Like all great journey's, our rag-tag foursome got a late, but uneventful start.
Punctuality is for the weak, and not to mention, we had a whole 24 hours to make it to Nashville where a hotel room would be waiting for our travel-weary bodies.
And weary they would be.
We sped out of New York on I-84 and into the perpetual "farm scents" of Pennsylvania. (Seriously, why does the entire state always smell of poo?)
Needing gas, food and a car laptop adapter we were seduced by signs for a Wal-Mart and a Sheetz. (There is something so white-trashilicious about making your first road trip-stop at a Wal-Mart.) Now, a Sheetz, for those of you who don't know, is a gas station/fast food stop where you put your food order into a computer (with a full color interactive picture menu), pay, then pick up your food. Fantastic.
Even more fantastic was driving past the "War College," complete with a training site made up to look like a war-zone with helicopters and fox holes. I didn't know such a place existed! I want to enroll there and major in "grenade launching," with a minor in "walkie-talkie." I wonder if you play a game of "Risk" as the entrance exam.
From Pennsylvania, we trekked into the Maryland panhandle. How can such a small state go on for so long? We stopped for dinner in a lil city called "Cumberland," where the fountains were filled surprisingly with Tang, not milk. But they did have tasty Maryland crab cakes.

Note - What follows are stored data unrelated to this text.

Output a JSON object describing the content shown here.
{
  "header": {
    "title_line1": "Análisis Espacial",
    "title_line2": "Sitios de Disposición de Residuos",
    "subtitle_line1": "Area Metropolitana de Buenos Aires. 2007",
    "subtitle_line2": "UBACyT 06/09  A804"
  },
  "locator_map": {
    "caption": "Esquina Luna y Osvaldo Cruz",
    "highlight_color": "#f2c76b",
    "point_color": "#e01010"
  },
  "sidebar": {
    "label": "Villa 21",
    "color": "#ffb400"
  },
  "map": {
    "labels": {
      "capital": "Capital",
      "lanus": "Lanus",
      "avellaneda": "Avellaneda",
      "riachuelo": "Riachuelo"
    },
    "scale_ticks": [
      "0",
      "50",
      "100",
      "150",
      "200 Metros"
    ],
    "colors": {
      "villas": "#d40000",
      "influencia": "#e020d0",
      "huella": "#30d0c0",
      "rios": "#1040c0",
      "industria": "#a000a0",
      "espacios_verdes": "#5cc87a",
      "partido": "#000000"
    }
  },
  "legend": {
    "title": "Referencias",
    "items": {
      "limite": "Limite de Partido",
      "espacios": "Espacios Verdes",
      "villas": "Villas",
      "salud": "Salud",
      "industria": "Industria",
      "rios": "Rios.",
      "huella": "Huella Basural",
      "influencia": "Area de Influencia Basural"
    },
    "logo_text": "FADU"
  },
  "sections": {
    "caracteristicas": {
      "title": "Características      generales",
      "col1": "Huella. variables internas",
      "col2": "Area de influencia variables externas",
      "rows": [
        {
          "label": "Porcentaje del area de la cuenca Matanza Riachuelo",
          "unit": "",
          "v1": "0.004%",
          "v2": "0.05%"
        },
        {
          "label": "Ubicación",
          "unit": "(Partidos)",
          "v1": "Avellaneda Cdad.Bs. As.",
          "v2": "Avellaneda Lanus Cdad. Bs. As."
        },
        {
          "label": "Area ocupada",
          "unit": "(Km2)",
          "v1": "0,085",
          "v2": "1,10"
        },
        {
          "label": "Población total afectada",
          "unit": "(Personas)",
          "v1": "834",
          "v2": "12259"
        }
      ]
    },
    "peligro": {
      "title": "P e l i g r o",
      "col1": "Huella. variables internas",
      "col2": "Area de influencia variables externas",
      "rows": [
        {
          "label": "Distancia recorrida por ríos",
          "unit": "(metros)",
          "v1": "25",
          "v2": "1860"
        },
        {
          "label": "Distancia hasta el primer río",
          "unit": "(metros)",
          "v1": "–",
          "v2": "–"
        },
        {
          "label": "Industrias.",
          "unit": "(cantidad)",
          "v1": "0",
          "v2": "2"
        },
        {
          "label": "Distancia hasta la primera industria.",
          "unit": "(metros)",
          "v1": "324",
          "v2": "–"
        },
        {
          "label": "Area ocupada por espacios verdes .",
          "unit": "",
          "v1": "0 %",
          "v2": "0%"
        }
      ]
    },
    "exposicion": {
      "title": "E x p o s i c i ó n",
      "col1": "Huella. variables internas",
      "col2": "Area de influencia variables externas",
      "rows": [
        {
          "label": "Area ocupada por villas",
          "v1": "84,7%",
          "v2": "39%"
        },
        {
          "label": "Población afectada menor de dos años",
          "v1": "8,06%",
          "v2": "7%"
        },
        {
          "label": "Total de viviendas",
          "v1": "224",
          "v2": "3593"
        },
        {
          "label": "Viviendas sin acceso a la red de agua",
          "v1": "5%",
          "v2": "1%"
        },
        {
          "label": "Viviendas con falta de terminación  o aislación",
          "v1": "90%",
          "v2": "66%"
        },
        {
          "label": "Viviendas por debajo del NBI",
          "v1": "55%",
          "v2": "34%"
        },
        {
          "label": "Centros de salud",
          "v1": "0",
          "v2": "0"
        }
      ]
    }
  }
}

Soon after Cumberland, we entered the DEAD ZONE many know as West Virginia. No phone. No GPS ... and the wee overnight hours were just beginning. (Which is unfortunate, because I've driven through the DEAD ZONE during the day, and it was quite lovely.) We made a quick stop at a delightfully sketchy gas station - fueled up, held my nose in the rank rest stop bathroom and continued on. (Important note - it was still cold outside, but the DEAD ZONE was the first stop where everyone had Southern accents. This was encouraging. Oh, and the speed limit was 70 mph! Crazy!)

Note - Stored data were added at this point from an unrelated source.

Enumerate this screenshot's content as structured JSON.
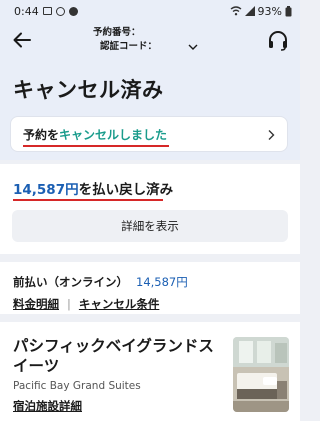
{
  "status_bar": {
    "time": "0:44",
    "battery": "93%"
  },
  "header": {
    "booking_number_label": "予約番号：",
    "auth_code_label": "認証コード："
  },
  "page": {
    "title": "キャンセル済み"
  },
  "status_card": {
    "prefix": "予約を",
    "accent": "キャンセルしました",
    "accent_color": "#1a9c8c"
  },
  "refund": {
    "amount": "14,587円",
    "suffix": "を払い戻し済み",
    "details_button": "詳細を表示"
  },
  "payment": {
    "label": "前払い（オンライン）",
    "amount": "14,587円",
    "links": [
      "料金明細",
      "キャンセル条件"
    ],
    "separator": "|"
  },
  "hotel": {
    "name": "パシフィックベイグランドスイーツ",
    "name_en": "Pacific Bay Grand Suites",
    "details_link": "宿泊施設詳細"
  },
  "colors": {
    "accent_blue": "#1b5fb3",
    "highlight_red": "#d62828"
  }
}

Kentucky is a blur. I was getting tired behind the wheel ... it was pitch black, and VERY early in the morning. I remember passing a castle all lit-up. It was beautiful, but out-of-place. We drove through some of Lexington. Gassed up, grabbed coffee and a snack ... Tennessee was just a few hours away.

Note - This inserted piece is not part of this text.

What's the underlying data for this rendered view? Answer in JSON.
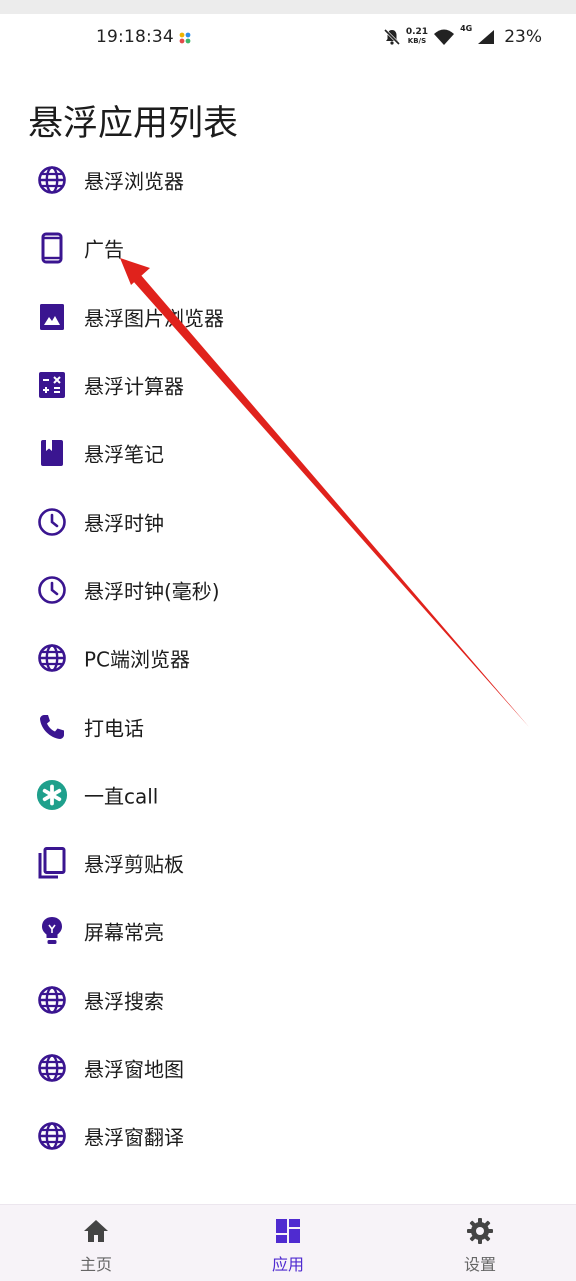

Then the sky opened up. Walls of rain pummeled the road and my poor little car. The bullying winds threatened to veer us off into the, now muddy, bluegrass fields. Awesome conditions when you're half asleep ... of course nothing wakes you up like unbridled fear. I remember thinking we were so close to Nashville (our dry hotel room), then seeing a sign that we were still 2 hours away.
That was a bad feeling. Then a truck tried to merge into my door. That was worse.
Finally, the sun began to rise. The rain was dying down, and we passed the sign I'd been dying to see "Welcome to Nashville."
The hotel took us in early. They had complimentary breakfasts and a guitar shaped-pool. That sign might as well have said "Welcome to Heaven."